Abstract 4056
Background
Osimertinib is a third-generation, CNS-active EGFR-TKI that potently and selectively inhibits both EGFR-TKI sensitising and EGFR T790M resistance mutations. We report results from the European subset of the ongoing global ASTRIS study (NCT02474355).
Methods
Eligible pts receive osimertinib 80 mg once daily. Inclusion criteria: Stage IIIB/IV T790M-positive NSCLC; T790M status confirmed locally by validated test, not restricted by sample type; prior EGFR-TKI therapy received; WHO performance status (PS) 0 − 2; acceptable organ and bone marrow function and no history of interstitial lung disease (ILD) or QTc prolongation. Asymptomatic, stable CNS metastases are permitted. The primary efficacy outcome is overall survival (OS). Second interim data cut-off (DCO) 20 Oct 2017.
Results
From Sept 18 2015, 759 pts were enrolled across 8 European countries and received ≥1 dose of osimertinib: median follow-up 10.9 months (mo) (range <1 − 24), median age 66 yrs (32–92), 24% ≥75 yrs, 69% female, 97% White, 14% WHO PS 2, 44% prior chemotherapy. T790M-positive status was identified from tissue in 290 pts (38%), plasma ctDNA in 415 pts (55%) and from other sources in 53 pts (7%). At DCO, 545 pts (72%) had discontinued treatment (214 [28%] ongoing); 442 pts (58%) had withdrawn from the study, including 268 deaths (35%); median duration of exposure 9.7 mo (<1–25). In pts evaluable for response, investigator-assessed clinical response rate was 55.3% (381/689; 95% CI 51.5, 59.1). Estimated median progression-free survival (PFS) was 9.7 mo (95% CI 8.5, 10.8), with 470 (62%) progressions/deaths. OS data are not mature (OS at 12 mo was 67.4%; 95% CI 63.7, 70.8). Adverse events (AEs) leading to dose modification and treatment discontinuation were reported in 149 pts (20%) and 53 pts (7%), respectively. Serious AEs were reported in 147 pts (19%). ILD / pneumonitis-like events were reported in 22 pts (3%), and QTc prolongation in 7 pts (1%).
Conclusions
In this European dataset from ASTRIS, clinical activity (response and PFS) with osimertinib in patients with T790M-positive NSCLC is similar to that observed in the global ASTRIS population and the wider osimertinib clinical trial programme with no new safety signals.

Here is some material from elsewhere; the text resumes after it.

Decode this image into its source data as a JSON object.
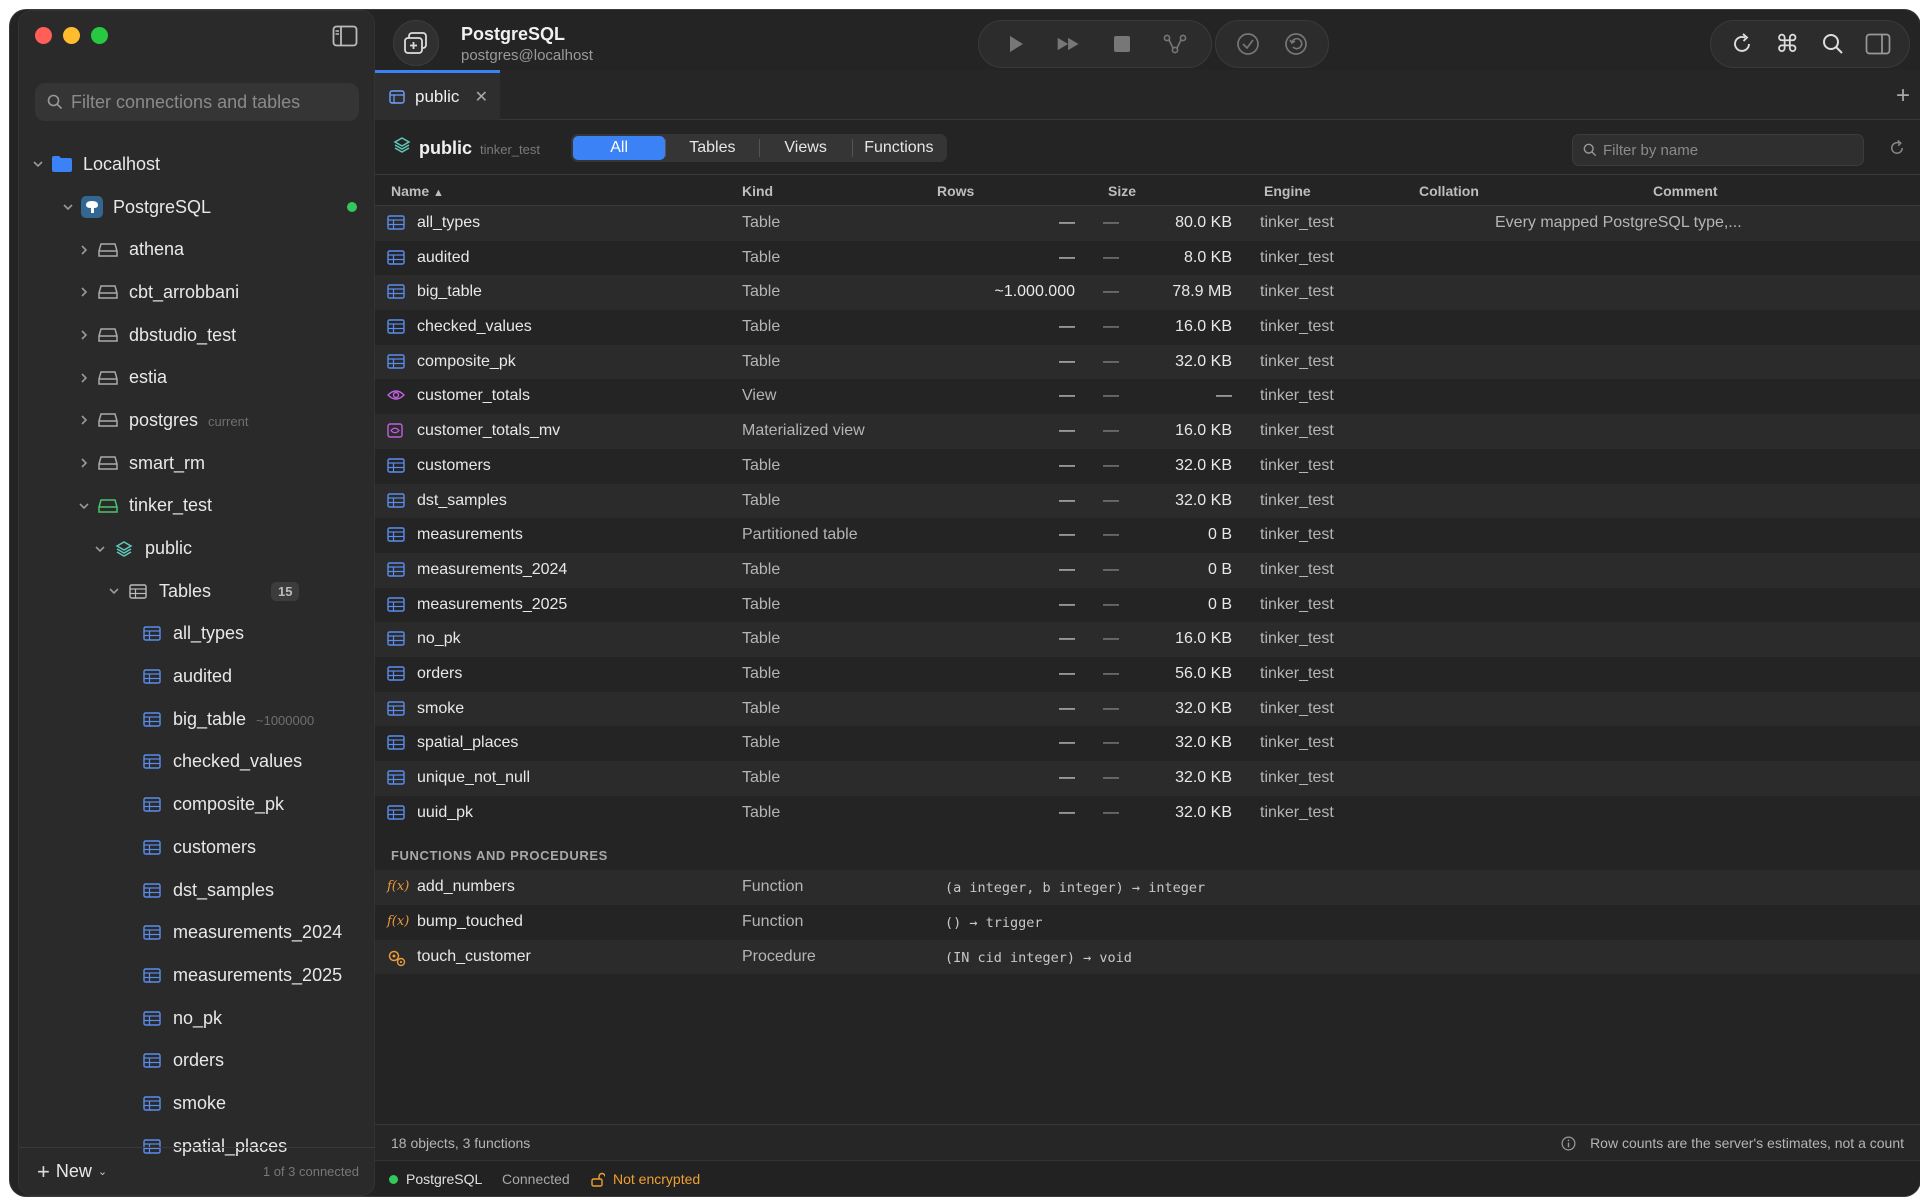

Clinical trial identification
NCT02474355.
Legal entity responsible for the study
AstraZeneca.
Funding
AstraZeneca.
Editorial Acknowledgement
The authors would like to acknowledge Tom Hudson, PhD, of iMed Comms, Macclesfield, UK, an Ashfield Company, part of UDG Healthcare plc, for editorial assistance that was funded by AstraZeneca, Cambridge, UK, in accordance with Good Publications Practice (GPP3) guidelines (http://www.ismpp.org/gpp3).
Disclosure
M. Tiseo: Advisory boards and speakers’ fee: AstraZeneca, Pfizer, Eli-Lilly, Bristol-Myers Squibb, Novartis, Roche, MSD, Boehringer Ingelheim, Otsuka, Pierre Fabre. A. Santo: Grants/research support/consultancy: AstraZeneca, Boehringer Ingelheim. M.J. Hochmair: Honoria: AstraZeneca, Boehringer Ingelheim, Pfizer, Roche. J.F. Vansteenkiste: Research funding at University Hospitals KU Leuven: MSD; Advisory functions: Apotex, AstraZeneca, Boehringer Ingelheim, MSD, Novartis, Roche; Lectures: AstraZeneca, BMS, MSD, Roche. M. Miranda: Full time employee: AstraZeneca; Shares: AstraZeneca. J. Rigas: Consultant: AstraZeneca; Employee: Kelly Services. F. de Marinis: Honoraria: Bristol-Myers Squibb, AstraZeneca, Roche, Merck Sharp & Dohme. All other authors have declared no conflicts of interest.